Consider the following simulation snippet:
k <- 1:5
x <- seq(0,10,length.out = 100)
dsts <- lapply(1:length(k), function(i) cbind(x=x, distri=dchisq(x,k[i]),i) )
dsts <- do.call(rbind,dsts)
why does this code throws an error (dsts is matrix):
subset(dsts,i==1)
#Error in subset.matrix(dsts, i == 1) : object 'i' not found
Even this one:
colnames(dsts)[3] <- 'iii'
subset(dsts,iii==1)
But not this one (matrix coerced as dataframe):
subset(as.data.frame(dsts),i==1)
This one works either where x is already defined:
subset(dsts,x> 500)
The error occurs in subset.matrix() on this line:
else if (!is.logical(subset))
Is this a bug that should be reported to R Core?
The behavior you are describing is by design and is documented on the ?subset help page.
From the help page:
For data frames, the subset argument works on the rows. Note that subset will be evaluated in the data frame, so columns can be referred to (by name) as variables in the expression (see the examples).
In R, data.frames and matrices are very different types of objects. If this is causing a problem, you are probably using the wrong data structure for your data. Matrices are really only necessary if you meed matrix arithmetic. If you are thinking of your columns as different attributes for a row observations, then you should be storing your data in a data.frame in the first place. You could store all your values in a simple vector where every three values represent one observation, but that would also be a poor choice of data structure for your data. I'm not sure if you were trying to be more efficient by choosing a matrix but it seems like just the wrong choice.
A data.frame is stored as a named list while a matrix is stored as a dimensioned vector. A list can be used as an environment which makes it easy to evaluate variable names in that context. The biggest difference between the two is that data.frames can hold columns of different classes (numerics, characters, dates) while matrices can only hold values of exactly one data.type. You cannot always easily convert between the two without a loss of information.
Thinks like $ only work with data.frames as well.
dd <- data.frame(x=1:10)
dd$x
mm <- matrix(1:10, ncol=1, dimnames=list(NULL, "x"))
mm$x # Error
If you want to subset a matrix, you are better off using standard [ subsetting rather than the sub setting function.
dsts[ dsts[,"i"]==1, ]
This behavior has been a part of R for a very long time. Any changes to this behavior is likely to introduce breaking changes to existing code that relies on variables being evaluated in a certain context. I think the problem lies with whomever told you to use a matrix in the first place. Rather than cbind(), you should have used data.frame()
I have a simple problem. I have a data frame with 121 columns. columns 9:121 need to be numeric, but when imported into R, they are a mixture of numeric and integers and factors. Columns 1:8 need to remain characters.
I’ve seen some people use loops, and others use apply(). What do you think is the most elegant way of doing this?
Thanks very much,
Paul M
Try the following... The apply function allows you to loop over either rows, cols, or both, of a dataframe and apply any function, so to make sure all your columns from 9:121 are numeric, you can do the following:
table[,9:121] <- apply(table[,9:121],2, function(x) as.numeric(as.character(x)))
table[,1:8] <- apply(table[,1:8], 2, as.character)
Where table is the dataframe you read into R.

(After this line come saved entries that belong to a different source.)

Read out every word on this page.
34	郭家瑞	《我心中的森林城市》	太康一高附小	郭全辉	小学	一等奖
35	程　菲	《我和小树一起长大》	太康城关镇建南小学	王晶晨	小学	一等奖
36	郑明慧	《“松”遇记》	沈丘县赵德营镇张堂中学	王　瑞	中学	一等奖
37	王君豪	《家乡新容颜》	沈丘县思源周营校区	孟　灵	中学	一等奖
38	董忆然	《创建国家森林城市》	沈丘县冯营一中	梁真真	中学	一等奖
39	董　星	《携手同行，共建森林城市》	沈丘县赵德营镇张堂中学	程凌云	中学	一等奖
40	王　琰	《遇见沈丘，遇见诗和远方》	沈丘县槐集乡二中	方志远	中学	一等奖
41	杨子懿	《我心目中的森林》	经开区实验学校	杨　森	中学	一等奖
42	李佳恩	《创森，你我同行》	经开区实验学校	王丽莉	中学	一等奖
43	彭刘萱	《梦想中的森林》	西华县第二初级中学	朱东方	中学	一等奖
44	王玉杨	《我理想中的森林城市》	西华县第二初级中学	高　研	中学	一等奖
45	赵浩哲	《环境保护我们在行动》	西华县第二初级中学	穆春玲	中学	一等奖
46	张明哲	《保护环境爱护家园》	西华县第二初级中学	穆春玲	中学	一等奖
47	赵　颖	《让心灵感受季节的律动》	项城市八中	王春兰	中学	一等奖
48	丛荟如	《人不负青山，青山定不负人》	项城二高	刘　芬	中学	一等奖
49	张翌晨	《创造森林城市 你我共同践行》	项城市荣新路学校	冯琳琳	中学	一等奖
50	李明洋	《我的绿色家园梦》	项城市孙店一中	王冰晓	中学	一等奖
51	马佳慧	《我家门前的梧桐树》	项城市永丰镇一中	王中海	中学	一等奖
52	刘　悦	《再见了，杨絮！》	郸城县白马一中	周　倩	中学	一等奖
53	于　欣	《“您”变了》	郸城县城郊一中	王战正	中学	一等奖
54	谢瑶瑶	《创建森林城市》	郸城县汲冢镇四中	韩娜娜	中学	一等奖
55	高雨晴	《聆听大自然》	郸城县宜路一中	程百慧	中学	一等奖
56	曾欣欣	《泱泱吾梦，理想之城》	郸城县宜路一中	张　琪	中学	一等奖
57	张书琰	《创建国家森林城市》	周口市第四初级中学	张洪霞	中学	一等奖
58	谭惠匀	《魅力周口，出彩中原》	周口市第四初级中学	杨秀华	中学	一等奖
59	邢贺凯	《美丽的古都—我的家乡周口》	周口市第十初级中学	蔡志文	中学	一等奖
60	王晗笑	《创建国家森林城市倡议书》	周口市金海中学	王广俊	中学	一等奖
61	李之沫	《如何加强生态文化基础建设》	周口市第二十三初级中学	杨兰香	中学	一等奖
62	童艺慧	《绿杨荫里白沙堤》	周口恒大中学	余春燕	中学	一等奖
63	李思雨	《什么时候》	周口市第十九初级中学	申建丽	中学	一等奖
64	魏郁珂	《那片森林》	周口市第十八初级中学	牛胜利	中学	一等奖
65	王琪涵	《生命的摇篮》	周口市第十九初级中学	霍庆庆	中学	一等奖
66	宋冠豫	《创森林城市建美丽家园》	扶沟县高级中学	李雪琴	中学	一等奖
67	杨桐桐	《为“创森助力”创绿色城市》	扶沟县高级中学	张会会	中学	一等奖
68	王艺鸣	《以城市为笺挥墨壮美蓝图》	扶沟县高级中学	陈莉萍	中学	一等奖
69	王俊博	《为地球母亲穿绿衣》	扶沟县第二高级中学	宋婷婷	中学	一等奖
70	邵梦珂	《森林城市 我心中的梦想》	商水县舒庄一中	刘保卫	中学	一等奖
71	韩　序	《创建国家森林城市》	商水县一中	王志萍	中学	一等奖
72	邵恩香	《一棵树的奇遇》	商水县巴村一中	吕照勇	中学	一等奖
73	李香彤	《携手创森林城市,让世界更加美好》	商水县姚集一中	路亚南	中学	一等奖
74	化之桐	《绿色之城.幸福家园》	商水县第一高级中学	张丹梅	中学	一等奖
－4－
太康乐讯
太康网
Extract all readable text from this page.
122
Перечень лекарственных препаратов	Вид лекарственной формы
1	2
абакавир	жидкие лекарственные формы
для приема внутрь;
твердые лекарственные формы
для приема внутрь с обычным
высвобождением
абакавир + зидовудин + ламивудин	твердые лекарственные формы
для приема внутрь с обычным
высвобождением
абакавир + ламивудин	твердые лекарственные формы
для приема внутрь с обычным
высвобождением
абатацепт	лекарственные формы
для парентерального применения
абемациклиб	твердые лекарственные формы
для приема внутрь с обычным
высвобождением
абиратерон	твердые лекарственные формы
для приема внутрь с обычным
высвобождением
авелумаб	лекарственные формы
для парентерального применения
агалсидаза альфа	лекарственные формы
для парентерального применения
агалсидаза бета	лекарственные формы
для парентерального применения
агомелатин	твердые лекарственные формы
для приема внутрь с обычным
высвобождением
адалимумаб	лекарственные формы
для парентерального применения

Briefly I specify in the apply function the table I want to loop over - in this case the subset of your table we want to make changes to, then we specify the number 2 to indicate columns, and finally give the name of the as.numeric or as.character functions. The assignment operator then replaces the old values in your table with the new ones of correct format.
-EDIT: Just changed the first line as I recalled that if you convert from a factor to a number, what you get is the integer of the factor level and not the number you think you are getting to factors first need to be converted to characters, then numbers, which was can do just by wrapping as.character inside as.numeric.
When you read in the table use strinsAsFactors=FALSE then there will not be any factors.
I'm trying to use the softImpute command (from the softImpute package) for filling in missing values, and I'm trying to turn categorical variables in a large data frame into factor type before using the softImpute.
I've used as.factor command and factor command but they all yield the following
train[a]=factor(train[a])
Error in sort.list(y) : 'x' must be atomic for 'sort.list'
Have you called 'sort' on a list?
a here is a vector like: c(1:92)
I tried as.character too but the softImpute command would not recognize the variables as character and would treat them as numeric, resulting in decimal values for categorical/indicator variables.
Try:
train[[a]]=factor(train[[a]])
This does assume, of course that ,a is an object with either a numerical value in the range 1:length(train) or is one of the values in the names(train) vector. If you reference a dataframe using "[" you get a list with one element which happens to be the vector you were hoping to "factorize" but it isn't really a vector but is rather a one element list. The "[[" function instead gives you just the vector.
I am having trouble turning my data.frame into a matrix format. Because I wanted to change my data.frame with mostly factor variables into a numeric matrix, I used the following code
UN2010frame <- data.matrix(lapply(UN2010, as.numeric))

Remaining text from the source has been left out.